| Werner Karl
Heisenberg was born in December 1901, in Wurzburg, Bavaria. His father, Dr. August
Heisenberg was a professor at the University of Munich. It was only natural that the
son of a wise man become a wise man himself. As and elementary student, Werner
excelled past his classmates. At the age of nine he entered a prep school that would
prepare him for a future as a doctor or maybe a physicist. While at the prep school,
Werner excelled past his math teacher. It has been said the Werner's math teacher
would hand him difficult math problems and challenged Warner to solve them. Werner
solved each problem and they progressively got harder, harder until the point that Werner
teacher was unable to solve the problems.

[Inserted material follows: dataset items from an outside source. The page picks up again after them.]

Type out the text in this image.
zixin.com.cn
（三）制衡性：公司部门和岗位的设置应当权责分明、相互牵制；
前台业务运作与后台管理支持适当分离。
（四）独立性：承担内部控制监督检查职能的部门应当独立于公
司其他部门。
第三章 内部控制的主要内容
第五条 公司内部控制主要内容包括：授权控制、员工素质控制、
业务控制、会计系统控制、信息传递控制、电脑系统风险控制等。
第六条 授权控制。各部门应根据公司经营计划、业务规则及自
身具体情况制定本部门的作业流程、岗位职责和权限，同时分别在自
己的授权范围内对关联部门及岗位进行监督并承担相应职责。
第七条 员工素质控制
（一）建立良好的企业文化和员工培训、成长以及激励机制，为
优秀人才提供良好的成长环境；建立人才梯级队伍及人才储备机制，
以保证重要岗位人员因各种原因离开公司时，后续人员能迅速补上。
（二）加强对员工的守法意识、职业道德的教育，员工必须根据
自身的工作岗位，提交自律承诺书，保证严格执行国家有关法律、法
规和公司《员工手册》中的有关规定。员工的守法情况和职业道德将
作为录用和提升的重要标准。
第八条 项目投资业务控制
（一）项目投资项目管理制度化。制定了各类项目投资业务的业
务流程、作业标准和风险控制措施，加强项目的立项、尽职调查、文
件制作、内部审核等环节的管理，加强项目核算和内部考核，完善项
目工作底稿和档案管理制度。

Werner continued to solve each one.
One of the professors stated this about Werner "he
makes use of infinitesimal calculus and proves that he has already gone far beyond the
goal of middle school mathematics."
In 1920 he graduated top of his prep school
class and moved on to the University of Munich. Heisenberg entered the University
with intentions of studying mathematics. After an entrance interview with a physics
professor, he chose to pursue an education in theoretical physics. Heisenberg
excelled in this new field, in fact he excelled to feats never before accomplished.
Werner earned his doctrate degree in 1923, only three years after he entered the
University. Over the next few years Werner worked on some of his most mentionalbe
accomplishments, quantum mechanics and the begaining of the famous Heisenberg's
uncertainty priciple.
In 1927 Werner Heisenberg coined the famous
phrase:
"The more precisely the position is
determined, the less precisely the momentum is know in this instant, and vice versa."
This statement tells us that the more positive
we are about the location of a moving object in a space, the less accurately we know about
the speed of the object. It can be said that the product of two widths is always
going to be greater than a minimum value which is about the size of the Planck's constant.